US forces pull out of Iraq cities

Big parade, festivities planned to mark sovereignty day; four US troops killed

US combat troops left the last of Iraq’s cities on Tuesday, returning the country to Iraqi control in a move applauded by many Iraqis even though some fear it will leave them more vulnerable to attacks.

By midnight on Tuesday, all US combat units must have withdrawn from Iraq’s urban centres and redeployed to rural bases, according to a bilateral security pact that also requires all US troops to leave Iraq by the end of 2011.

The last US combat troops left central Baghdad on Monday, pulling back to two large bases near the capital’s airport, and withdrawals from other cities were under way. Some troops tasked with training and advising Iraqi forces will stay behind. The pullout was marked with a bloody reminder of the six years of war unleashed by the 2003 US invasion. Four US soldiers from the Multi-National Division-Baghdad died of combat-related injuries on Monday, the US military said, but gave no further details.

Pentagon spokesman Bryan Whitman said the United States had closed or returned to local control 120 bases and facilities in Iraq, and were scheduled to turn over or shutter another 30 by the end of Tuesday.

Celebration time

“This day, which we consider a national celebration, is an achievement made by all Iraqis,” Prime Minister Nuri al-Maliki said in a televised address.

“Our incomplete sovereignty and the presence of foreign troops is the most serious legacy we have inherited (from Saddam Hussein). Those who think that Iraqis are unable to defend their country are committing a fatal mistake.” Maliki has declared the withdrawal ‘National Sovereignty Day’, and a public holiday.

Festivities include a military parade in Baghdad’s heavily fortified Green Zone government and diplomatic district, viewed by Iraqis as the ultimate symbol of the foreign military presence until local forces took control of it in January.

Iraqi forces began their own celebrations on Monday, decking Humvees and other vehicles with flowers and Iraqi flags. Signs were draped on Baghdad’s ubiquitous concrete blast walls reading “Iraq: my nation, my glory, my honour.”

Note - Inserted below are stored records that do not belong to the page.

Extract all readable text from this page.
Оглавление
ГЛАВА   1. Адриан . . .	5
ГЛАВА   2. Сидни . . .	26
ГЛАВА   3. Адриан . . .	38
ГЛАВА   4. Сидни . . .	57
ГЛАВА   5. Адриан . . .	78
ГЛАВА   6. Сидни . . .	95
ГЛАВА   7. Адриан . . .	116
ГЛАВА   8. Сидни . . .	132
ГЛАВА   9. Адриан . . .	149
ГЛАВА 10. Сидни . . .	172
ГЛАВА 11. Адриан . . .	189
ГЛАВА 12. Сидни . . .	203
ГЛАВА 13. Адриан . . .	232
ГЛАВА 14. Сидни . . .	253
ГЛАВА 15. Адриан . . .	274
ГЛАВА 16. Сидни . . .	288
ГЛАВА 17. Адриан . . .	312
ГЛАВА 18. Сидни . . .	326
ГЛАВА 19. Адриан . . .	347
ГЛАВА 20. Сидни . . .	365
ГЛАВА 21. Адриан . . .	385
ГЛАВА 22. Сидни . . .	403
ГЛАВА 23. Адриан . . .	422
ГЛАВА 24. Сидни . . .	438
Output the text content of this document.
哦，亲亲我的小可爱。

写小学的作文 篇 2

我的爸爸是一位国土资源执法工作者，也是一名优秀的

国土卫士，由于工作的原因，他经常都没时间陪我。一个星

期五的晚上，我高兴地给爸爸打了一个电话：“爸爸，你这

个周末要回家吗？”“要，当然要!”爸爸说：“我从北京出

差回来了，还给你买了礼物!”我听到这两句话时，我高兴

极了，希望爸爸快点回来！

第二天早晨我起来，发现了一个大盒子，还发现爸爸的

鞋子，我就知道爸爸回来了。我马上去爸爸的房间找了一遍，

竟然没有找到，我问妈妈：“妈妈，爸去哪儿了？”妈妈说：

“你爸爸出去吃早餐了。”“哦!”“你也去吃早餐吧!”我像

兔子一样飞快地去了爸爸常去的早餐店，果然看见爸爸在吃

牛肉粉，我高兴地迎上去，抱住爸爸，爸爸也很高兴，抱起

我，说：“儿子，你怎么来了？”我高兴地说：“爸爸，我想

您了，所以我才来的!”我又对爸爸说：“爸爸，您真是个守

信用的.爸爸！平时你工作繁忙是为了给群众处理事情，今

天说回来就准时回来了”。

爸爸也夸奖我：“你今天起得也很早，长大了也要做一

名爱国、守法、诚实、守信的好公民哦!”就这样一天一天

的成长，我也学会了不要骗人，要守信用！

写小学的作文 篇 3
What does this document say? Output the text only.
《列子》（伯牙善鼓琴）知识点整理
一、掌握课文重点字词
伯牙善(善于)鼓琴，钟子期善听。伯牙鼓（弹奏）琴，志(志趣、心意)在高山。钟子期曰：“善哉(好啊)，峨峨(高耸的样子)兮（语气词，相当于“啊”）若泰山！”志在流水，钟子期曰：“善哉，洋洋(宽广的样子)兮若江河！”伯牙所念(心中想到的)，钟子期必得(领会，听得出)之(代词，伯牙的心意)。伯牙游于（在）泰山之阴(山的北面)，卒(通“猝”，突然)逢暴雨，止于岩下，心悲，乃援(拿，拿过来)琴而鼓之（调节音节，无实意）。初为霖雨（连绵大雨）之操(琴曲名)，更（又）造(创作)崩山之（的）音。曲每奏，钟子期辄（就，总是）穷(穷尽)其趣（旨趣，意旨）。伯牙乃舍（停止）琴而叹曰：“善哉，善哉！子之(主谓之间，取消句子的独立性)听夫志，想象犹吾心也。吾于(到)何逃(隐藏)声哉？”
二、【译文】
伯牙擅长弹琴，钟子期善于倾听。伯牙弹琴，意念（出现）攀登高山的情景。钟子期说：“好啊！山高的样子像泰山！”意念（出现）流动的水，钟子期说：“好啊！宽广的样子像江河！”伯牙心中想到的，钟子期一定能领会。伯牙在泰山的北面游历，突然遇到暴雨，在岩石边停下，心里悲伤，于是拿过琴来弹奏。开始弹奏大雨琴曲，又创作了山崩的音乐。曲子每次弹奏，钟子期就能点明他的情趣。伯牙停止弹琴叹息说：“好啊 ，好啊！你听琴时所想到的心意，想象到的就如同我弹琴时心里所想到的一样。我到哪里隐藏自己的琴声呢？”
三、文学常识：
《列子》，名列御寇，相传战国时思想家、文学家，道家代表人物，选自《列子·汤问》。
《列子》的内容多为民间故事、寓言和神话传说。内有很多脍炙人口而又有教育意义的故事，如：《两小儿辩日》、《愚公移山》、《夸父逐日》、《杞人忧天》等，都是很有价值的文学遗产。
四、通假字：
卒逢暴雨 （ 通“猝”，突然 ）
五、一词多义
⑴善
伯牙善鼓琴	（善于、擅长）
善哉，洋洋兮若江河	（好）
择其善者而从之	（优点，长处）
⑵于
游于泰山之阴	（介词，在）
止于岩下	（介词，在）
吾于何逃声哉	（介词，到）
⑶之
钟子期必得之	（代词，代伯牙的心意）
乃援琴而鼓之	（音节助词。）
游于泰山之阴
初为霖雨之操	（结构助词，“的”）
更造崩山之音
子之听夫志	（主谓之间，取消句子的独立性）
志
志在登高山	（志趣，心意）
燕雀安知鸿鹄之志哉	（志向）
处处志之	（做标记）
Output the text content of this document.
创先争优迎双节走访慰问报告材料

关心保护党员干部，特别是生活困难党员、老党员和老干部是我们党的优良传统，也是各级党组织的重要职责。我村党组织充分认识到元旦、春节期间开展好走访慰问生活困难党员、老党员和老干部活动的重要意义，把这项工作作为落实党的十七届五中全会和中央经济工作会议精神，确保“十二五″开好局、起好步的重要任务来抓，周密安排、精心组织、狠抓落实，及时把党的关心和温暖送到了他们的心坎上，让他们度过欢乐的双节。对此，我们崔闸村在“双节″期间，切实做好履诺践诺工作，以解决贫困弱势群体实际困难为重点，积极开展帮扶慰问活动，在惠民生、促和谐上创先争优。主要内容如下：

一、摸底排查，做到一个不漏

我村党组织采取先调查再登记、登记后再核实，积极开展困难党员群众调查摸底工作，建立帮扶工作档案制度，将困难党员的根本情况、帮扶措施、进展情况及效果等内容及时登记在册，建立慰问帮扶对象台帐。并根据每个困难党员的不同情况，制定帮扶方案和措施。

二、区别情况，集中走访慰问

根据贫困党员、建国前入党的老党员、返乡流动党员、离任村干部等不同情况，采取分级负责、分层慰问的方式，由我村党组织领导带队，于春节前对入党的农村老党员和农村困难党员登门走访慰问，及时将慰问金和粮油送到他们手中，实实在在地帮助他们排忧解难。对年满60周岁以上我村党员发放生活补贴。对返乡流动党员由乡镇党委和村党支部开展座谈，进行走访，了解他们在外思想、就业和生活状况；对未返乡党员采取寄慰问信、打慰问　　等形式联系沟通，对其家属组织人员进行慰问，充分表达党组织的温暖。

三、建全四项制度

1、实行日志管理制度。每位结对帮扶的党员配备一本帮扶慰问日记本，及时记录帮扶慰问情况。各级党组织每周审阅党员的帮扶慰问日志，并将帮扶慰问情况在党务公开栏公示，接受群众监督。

Maliki has compared the US pullback to rebellions by Iraqi tribes against the former British empire in 1920. Many Iraqis see it as restoring their pride six years after the US-led invasion to oust Saddam turned into a multi-year foreign occupation.
“Definitely, our forces can take control of things now,” said Dawood Dawood, 38, who owns a bathroom appliance shop in downtown Baghdad. “The US withdrawal is a positive step.”

Fear of violence

Some fear a resurgence of violence without the presence of US forces to police Iraq’s cities, although their bases outside remain close enough that they can redeploy if needed.

Militants appear to have stepped up attacks in the past week, including two of the biggest bombings in more than a year that killed 150 people between them, raising doubts about whether Iraqi forces are ready to handle security.

Car bomb kills 10

On Monday, a car bomb killed 10 people near the volatile northern city of Mosul.
“These are some extremist elements who are trying to bring attention to a movement that’s fractured,” General Ray Odierno, commander of US forces in Iraq, told CNN on Sunday. “We are still at low levels of overall violence.”

With the tit-for-tat violence that brought the country to the brink of all-out sectarian civil war in 2006-2007 receding, many Iraqis agree with that assessment. “These explosions are mere bubbles in the air; they shall come to an end one day,” said unemployed Ahmed Hameed, 38.